La guerre change. Elle devient diffuse, continue. Et la sécurité, désormais, ne se découpe plus. C'est l'avènement des guerres hybrides, celles qui se servent des enjeux civils pour les détourner à des fins militaires.

Cette guerre se joue partout : Elle touche nos infrastructures, nos réseaux. Des trafics peuvent être instrumentalisés. Des réseaux criminels sont mobilisés par des puissances étrangères, comme on l'a vu récemment. Des menaces hybrides sont activées.

Alors il faut le dire clairement : terrorisme, narcotrafic, cybersécurité, défense nationale, énergie, industrie, tout cela ne forme désormais qu'un seul ensemble.

Nous devons donc nous adapter.

Vous le savez, je vous l'ai dit à de nombreuses reprises. Le gouvernement est libre de toute contrainte politique partisane. Il n'a aucun rendez-vous électoral.

Après la crise politique et budgétaire que nous avons connue à l'automne et l'hiver dernier, nous affrontons désormais les effets de cette crise nouvelle. De cette guerre.

Les urgences énergétiques et militaires sont des urgences de souveraineté : elles ne peuvent donc pas attendre l'élection présidentielle.

Mais ce sont aussi des urgences de la vie quotidienne.

Et quotidiennement, le gouvernement travaille pour affronter chaque crise au jour le jour, mais aussi pour anticiper les crises de demain.

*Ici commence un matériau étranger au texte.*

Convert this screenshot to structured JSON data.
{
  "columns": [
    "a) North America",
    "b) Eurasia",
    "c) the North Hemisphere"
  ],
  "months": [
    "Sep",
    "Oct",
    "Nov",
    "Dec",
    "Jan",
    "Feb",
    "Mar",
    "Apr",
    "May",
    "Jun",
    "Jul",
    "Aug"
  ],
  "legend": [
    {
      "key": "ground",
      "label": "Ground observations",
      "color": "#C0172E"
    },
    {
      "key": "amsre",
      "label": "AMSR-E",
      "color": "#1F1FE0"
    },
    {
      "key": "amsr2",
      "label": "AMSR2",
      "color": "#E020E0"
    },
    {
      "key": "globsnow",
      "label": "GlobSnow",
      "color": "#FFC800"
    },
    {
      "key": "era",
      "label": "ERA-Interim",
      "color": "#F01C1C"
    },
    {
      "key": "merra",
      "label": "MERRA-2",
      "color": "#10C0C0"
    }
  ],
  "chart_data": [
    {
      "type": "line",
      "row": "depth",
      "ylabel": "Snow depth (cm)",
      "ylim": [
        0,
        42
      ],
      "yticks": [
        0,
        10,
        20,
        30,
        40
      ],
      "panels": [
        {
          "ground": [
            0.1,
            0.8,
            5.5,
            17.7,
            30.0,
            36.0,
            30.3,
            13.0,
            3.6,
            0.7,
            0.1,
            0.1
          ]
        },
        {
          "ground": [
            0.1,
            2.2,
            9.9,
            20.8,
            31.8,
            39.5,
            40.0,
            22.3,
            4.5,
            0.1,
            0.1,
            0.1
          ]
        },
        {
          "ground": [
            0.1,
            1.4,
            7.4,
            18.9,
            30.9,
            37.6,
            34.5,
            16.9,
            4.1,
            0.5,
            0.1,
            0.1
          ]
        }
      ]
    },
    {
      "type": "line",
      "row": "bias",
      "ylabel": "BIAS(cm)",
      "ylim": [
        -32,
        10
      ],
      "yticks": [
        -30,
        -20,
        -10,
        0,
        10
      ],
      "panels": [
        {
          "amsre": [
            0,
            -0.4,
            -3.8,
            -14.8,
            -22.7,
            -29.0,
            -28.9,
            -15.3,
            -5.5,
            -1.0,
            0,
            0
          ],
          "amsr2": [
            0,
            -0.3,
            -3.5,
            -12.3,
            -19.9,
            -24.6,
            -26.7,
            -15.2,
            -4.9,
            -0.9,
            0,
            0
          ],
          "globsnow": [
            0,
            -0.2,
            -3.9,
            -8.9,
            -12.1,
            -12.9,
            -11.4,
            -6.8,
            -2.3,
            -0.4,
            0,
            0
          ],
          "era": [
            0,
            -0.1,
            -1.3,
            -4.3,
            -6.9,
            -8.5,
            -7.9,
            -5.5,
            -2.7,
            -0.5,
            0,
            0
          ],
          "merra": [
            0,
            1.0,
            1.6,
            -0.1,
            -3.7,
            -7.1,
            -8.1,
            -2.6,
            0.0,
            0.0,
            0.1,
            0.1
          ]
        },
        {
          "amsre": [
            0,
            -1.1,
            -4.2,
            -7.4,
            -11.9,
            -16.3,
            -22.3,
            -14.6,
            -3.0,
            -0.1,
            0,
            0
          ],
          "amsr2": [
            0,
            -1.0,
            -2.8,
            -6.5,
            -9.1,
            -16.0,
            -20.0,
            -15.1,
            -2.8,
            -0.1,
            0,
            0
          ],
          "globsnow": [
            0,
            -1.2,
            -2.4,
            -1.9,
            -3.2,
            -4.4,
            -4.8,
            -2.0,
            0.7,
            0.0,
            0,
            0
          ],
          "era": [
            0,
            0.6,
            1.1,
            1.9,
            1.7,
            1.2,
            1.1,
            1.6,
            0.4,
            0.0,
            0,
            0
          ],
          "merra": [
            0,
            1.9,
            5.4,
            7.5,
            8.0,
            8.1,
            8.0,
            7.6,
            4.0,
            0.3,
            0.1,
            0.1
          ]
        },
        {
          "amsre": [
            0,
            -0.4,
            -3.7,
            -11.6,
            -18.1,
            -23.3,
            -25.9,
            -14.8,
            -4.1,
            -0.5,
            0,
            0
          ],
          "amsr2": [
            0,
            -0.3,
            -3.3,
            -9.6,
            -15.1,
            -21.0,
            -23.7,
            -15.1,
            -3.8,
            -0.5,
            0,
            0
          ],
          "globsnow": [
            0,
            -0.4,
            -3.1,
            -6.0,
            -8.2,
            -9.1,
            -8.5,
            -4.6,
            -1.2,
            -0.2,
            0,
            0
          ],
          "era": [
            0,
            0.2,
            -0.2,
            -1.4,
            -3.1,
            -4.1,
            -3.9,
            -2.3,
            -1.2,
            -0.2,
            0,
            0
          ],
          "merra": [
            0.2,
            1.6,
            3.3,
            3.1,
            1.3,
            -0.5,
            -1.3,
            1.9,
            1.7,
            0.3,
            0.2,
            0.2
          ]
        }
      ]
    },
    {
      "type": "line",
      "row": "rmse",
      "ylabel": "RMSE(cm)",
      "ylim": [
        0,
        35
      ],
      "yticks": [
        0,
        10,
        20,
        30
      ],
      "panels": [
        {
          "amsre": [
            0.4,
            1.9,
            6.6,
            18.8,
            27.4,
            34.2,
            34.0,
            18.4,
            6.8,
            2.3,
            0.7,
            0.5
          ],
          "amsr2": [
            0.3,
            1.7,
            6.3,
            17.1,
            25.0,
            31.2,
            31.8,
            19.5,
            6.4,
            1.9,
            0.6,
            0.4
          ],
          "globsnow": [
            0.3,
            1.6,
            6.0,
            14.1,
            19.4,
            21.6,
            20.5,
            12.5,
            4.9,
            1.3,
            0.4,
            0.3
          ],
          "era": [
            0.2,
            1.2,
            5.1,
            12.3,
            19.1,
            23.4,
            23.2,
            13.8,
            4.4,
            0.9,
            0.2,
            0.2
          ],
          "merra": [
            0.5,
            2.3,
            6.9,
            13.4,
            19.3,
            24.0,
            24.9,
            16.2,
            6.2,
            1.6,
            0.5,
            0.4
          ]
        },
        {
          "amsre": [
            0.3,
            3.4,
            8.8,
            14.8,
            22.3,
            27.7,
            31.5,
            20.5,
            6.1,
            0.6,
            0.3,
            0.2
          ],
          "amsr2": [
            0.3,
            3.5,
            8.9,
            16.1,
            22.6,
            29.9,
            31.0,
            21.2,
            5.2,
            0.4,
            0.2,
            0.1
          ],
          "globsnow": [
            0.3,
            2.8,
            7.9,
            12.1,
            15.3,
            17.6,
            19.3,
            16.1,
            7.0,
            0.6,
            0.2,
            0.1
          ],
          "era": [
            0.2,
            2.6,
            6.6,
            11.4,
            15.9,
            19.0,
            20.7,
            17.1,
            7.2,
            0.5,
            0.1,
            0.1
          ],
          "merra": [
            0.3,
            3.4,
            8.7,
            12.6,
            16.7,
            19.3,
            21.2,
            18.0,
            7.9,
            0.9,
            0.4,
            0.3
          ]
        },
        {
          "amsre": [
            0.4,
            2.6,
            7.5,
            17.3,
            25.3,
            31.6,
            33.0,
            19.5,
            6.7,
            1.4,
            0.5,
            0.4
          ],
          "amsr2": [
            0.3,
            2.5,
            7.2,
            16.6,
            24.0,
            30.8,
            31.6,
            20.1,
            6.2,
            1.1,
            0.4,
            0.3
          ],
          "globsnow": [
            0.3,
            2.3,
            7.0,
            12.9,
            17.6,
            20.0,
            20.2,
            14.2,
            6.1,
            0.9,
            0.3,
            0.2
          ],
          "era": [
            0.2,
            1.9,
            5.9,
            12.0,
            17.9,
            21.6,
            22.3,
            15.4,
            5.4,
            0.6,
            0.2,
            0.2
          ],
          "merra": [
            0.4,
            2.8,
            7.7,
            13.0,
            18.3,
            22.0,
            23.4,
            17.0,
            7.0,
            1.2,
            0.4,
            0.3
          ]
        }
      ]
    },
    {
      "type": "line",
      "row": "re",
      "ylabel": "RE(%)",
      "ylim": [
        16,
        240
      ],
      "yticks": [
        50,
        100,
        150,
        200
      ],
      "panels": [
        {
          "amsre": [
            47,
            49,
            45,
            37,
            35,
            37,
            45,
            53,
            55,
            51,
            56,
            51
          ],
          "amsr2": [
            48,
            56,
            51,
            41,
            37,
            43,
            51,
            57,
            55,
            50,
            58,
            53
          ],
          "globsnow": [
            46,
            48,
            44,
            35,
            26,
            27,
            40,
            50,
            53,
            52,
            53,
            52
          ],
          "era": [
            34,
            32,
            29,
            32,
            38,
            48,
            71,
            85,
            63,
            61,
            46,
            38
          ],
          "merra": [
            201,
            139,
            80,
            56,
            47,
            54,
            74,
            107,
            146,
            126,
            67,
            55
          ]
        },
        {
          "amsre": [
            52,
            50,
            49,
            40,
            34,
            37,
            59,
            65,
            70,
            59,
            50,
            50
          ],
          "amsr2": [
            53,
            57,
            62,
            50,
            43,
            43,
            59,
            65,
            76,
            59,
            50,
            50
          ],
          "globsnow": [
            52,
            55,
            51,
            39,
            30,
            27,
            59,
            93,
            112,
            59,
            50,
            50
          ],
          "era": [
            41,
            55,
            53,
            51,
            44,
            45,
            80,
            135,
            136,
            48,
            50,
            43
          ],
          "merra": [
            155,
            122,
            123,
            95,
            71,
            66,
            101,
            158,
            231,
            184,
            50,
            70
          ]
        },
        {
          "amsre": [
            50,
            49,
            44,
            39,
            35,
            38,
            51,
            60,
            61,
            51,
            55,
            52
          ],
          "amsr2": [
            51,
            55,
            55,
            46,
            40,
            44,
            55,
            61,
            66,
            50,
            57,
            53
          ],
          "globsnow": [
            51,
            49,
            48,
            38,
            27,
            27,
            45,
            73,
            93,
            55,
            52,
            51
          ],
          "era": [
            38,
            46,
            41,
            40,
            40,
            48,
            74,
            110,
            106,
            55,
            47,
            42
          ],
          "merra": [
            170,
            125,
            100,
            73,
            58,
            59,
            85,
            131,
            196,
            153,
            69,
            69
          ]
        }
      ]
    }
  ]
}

Les ministres reviendront dans les jours qui viennent devant vous, pour préciser l'ensemble des mesures, dans le détail.

Je le dis là aussi. Rien n'est et ne sera définitif : chaque jour nous saurons nous adapter.

Y compris, si les prix des carburants devaient remonter durablement, pour aider les travailleurs et les travailleuses les plus impactés.

Mais, au-delà de ces aides d'urgence, il faut savoir faire de chaque crise une opportunité.

Il faut savoir ne pas gâcher une crise, si je puis me permettre cette expression.

Et lier chaque mesure nouvelle à une vision globale pour l'avenir.

Voilà les premières leçons que nous tirons. Il y en aura d'autres.

Et pendant ce temps, les ministres se concentrent sur les autres urgences du pays, pour votre vie quotidienne. Je veux les citer : accès aux soins ; défi démographique pour notre Education nationale ; lutte contre l'insécurité, la délinquance ; modernisation de notre système judiciaire ; réforme de l'Assurance chômage ; préparation de textes de lois pour les services publics locaux et les collectivités locales, en ce début de mandat municipal.

Et bien entendu la préparation des prochains budgets. Le soutien à l'économie, à l'emploi, à notre croissance.

Sans oublier l'avenir de la Nouvelle-Calédonie.

Nous aurons l'occasion d'y revenir.

D'ici là, bon week-end à toutes et à tous.